第3章

    祝尧眼中浓重冷意几乎要化作实质,姬玉忙于与心上人谈情,否则只怕要发现此处还有旁人了。

    “注意隐蔽,姬玉灵力不弱,小心他发现我们。”

    “这二人太放肆了,竟敢背后诋毁王姬你。”都说北荒太子仁厚,他看分明是个伪君子。

    “他们如何与我何干。”拓跋羲神色淡淡,她并不把姬玉放在眼里,又怎会介意。

    突然祝尧脸色变了变,侍卫巡行过来了,再近一些必然发现拓跋羲与祝尧,若非姬玉与凌波堵在这里,他们早就离开了。

    “王姬,我去引开巡防侍卫,你借此离开。”

    “慌什么,这种事不用你做。”拓跋羲按下祝尧。

    祝尧不解其意。

    身旁有棵桃树紧挨着墙生长,拓跋羲随意折了一枝,精准无比地投掷到姬玉与凌波身边,凌波不防,惊叫一声,立即惊动巡防的侍卫。

    “谁在那里?!”侍卫喝道,迅速赶往姬玉、凌波这边方向。

    姬玉安抚凌波,同一时间望向瓦片投掷而来的方向,却并没有看到什么人,只能拉着凌波匆匆逃离此处,凌波已经引来了侍卫,再不离开,他们两人都会被发现,等待他们的就是身败名裂。

    祝尧瞪眼眼睁睁看着姬玉、凌波二人帮他们引开侍卫,缓缓转头看身边的拓跋羲。

    转头一想,还是王姬聪明,第一时间想到找姬太子与那个女人给他们当替罪羊。

    这样做会不会不太好?

    ——那两人是自找的,私会还让他与王姬撞到,这不就更说明连老天都不帮他们。

    “愣着做什么,趁着侍卫被引走,我们赶紧走。”至于姬玉、凌波那对苦命鸳鸯会不会被抓到,关她什么事。

    姬玉带着柔弱的凌波逃路很是狼狈,惊动的侍卫越来越多,好不容易借着熟悉王宫的地形甩掉侍卫,罪魁祸首却早就逃之夭夭了。

    把凌波平安送回,姬玉才悄悄返回永宁宫,望一眼内殿方向,看到里面的人还在安睡,他不安的心总算平复下来,他总担心拓跋王姬灵力高深他离开之事会被她发现。

    却不知道,他和凌波的好事,拓跋羲早就看在了眼里。

    他得庆幸拓跋羲对他不感兴趣,否则,这种“不守夫德”的男人,拓跋羲必定第一时间收拾了,让人做不成男人最好。

    第二日例行宫宴,姬玉与拓跋羲去拜见国君与王后。

    北荒如今国君名姬玄,姜王后端庄高贵,除姜后外,姬玄另有数名妃子,膝下有三子两女,只姬玉是王后所出,姬玉占着正统的先天便宜自幼便被册立为太子。

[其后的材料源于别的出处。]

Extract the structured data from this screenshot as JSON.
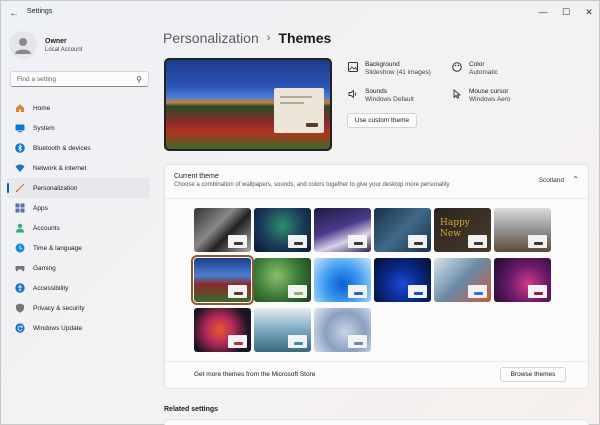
{
  "window": {
    "title": "Settings"
  },
  "profile": {
    "name": "Owner",
    "account": "Local Account"
  },
  "search": {
    "placeholder": "Find a setting"
  },
  "nav": [
    {
      "label": "Home",
      "icon": "home-icon",
      "color": "#d9822b"
    },
    {
      "label": "System",
      "icon": "monitor-icon",
      "color": "#0a78d4"
    },
    {
      "label": "Bluetooth & devices",
      "icon": "bluetooth-icon",
      "color": "#0a78d4"
    },
    {
      "label": "Network & internet",
      "icon": "wifi-icon",
      "color": "#1a73c8"
    },
    {
      "label": "Personalization",
      "icon": "brush-icon",
      "color": "#d66a2b",
      "active": true
    },
    {
      "label": "Apps",
      "icon": "apps-icon",
      "color": "#5c6fa6"
    },
    {
      "label": "Accounts",
      "icon": "person-icon",
      "color": "#2bb07a"
    },
    {
      "label": "Time & language",
      "icon": "globe-clock-icon",
      "color": "#1a8ad4"
    },
    {
      "label": "Gaming",
      "icon": "gamepad-icon",
      "color": "#777777"
    },
    {
      "label": "Accessibility",
      "icon": "accessibility-icon",
      "color": "#1a73c8"
    },
    {
      "label": "Privacy & security",
      "icon": "shield-icon",
      "color": "#777777"
    },
    {
      "label": "Windows Update",
      "icon": "update-icon",
      "color": "#1a73c8"
    }
  ],
  "breadcrumb": {
    "parent": "Personalization",
    "separator": "›",
    "current": "Themes"
  },
  "theme_props": {
    "background": {
      "title": "Background",
      "value": "Slideshow (41 images)"
    },
    "color": {
      "title": "Color",
      "value": "Automatic"
    },
    "sounds": {
      "title": "Sounds",
      "value": "Windows Default"
    },
    "cursor": {
      "title": "Mouse cursor",
      "value": "Windows Aero"
    }
  },
  "custom_button": "Use custom theme",
  "current_theme": {
    "title": "Current theme",
    "subtitle": "Choose a combination of wallpapers, sounds, and colors together to give your desktop more personality",
    "value": "Scotland"
  },
  "themes": [
    {
      "bg": "linear-gradient(135deg,#333 0%,#888 40%,#222 60%,#aaa 100%)",
      "accent": "#3a3a3a"
    },
    {
      "bg": "radial-gradient(circle at 50% 40%,#2f8f6a 0%,#1a3a5a 55%,#0c1830 100%)",
      "accent": "#3a3a3a"
    },
    {
      "bg": "linear-gradient(160deg,#1e1a40 0%,#4a3a8a 45%,#d9d2e8 70%,#2a2450 100%)",
      "accent": "#3a3a3a"
    },
    {
      "bg": "linear-gradient(135deg,#1a2f45 0%,#3e6a8a 50%,#1a3048 100%)",
      "accent": "#3a3a3a"
    },
    {
      "bg": "linear-gradient(135deg,#2a2520 0%,#4a3a2a 100%)",
      "accent": "#3a3a3a",
      "text": "Happy New"
    },
    {
      "bg": "linear-gradient(180deg,#dcdcdc 0%,#9a9a9a 45%,#5a4a3a 100%)",
      "accent": "#3a3a3a"
    },
    {
      "bg": "linear-gradient(180deg,#1d3a8a 0%,#4b7fd0 40%,#8a2a2a 60%,#3b6a2a 100%)",
      "accent": "#5c3a2a",
      "selected": true
    },
    {
      "bg": "radial-gradient(circle at 40% 40%,#8ac06a 0%,#3a7a3a 50%,#1a3a1a 100%)",
      "accent": "#8ab86a"
    },
    {
      "bg": "radial-gradient(circle at 50% 60%,#0a5fd6 0%,#3a9af0 45%,#c8e4fa 100%)",
      "accent": "#1a6ad6"
    },
    {
      "bg": "radial-gradient(circle at 50% 60%,#1a4ad6 0%,#0a2a8a 45%,#050d2a 100%)",
      "accent": "#1a4ad6"
    },
    {
      "bg": "linear-gradient(135deg,#d8e4ec 0%,#6a8aa6 50%,#cc5a3a 100%)",
      "accent": "#3a6ad6"
    },
    {
      "bg": "radial-gradient(circle at 60% 60%,#d63a8a 0%,#6a1a6a 45%,#1a0a2a 100%)",
      "accent": "#8a1a5a"
    },
    {
      "bg": "radial-gradient(circle at 45% 50%,#e85a2a 0%,#b82a5a 35%,#1a1424 75%)",
      "accent": "#c42a3a"
    },
    {
      "bg": "linear-gradient(180deg,#e8eef2 0%,#7aa8c0 50%,#3a6a80 100%)",
      "accent": "#3a8ab0"
    },
    {
      "bg": "radial-gradient(circle at 55% 55%,#c8d4e4 0%,#8aa0c0 50%,#e4eaf2 100%)",
      "accent": "#6a8ab0"
    }
  ],
  "store": {
    "text": "Get more themes from the Microsoft Store",
    "button": "Browse themes"
  },
  "related": {
    "title": "Related settings"
  }
}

    夫妇给国君与王后行礼,姬玄神情很好,不管拓跋羲是怎么嫁到北荒来的,到底是嫁过来了,拓跋羲不是普通的南荒王姬,北荒通过与南荒的这桩联姻,也算就此与南荒联合在一起,得到南荒的帮扶,北荒也能在东、西两荒的压迫下有些喘息的余地。

    姬玉心情实在不佳,落座后便独自在那饮酒,拓跋羲也没顾及他,夫妻俩各做各的,界限分明。

    一个很漂亮的少年端着酒盏到姬玉与拓跋羲桌前,说:“二哥,恭祝你新婚之喜,二嫂这么漂亮,二哥你真有福气,你们真般配。”

    “多谢。”姬玉扯起嘴角勉强笑了笑,向拓跋羲介绍:“王姬,这是我三弟。”

    “二嫂我叫月白,排行老三。”不用他二哥解释,月白就咧着嘴笑着说,月白是个极度的颜控,在他这里颜值既是正义。

    姬玉也知道他这个三弟的毛病,好美人却不好色,但不让人反感就是了。

    拓跋羲朝月白稍颔首。

    “二哥嫂嫂那我先回去了,二嫂以后有什么事你只管找我,弟弟一定替你办的妥妥帖帖的。”他在这儿显眼的很,只好先坐回去了。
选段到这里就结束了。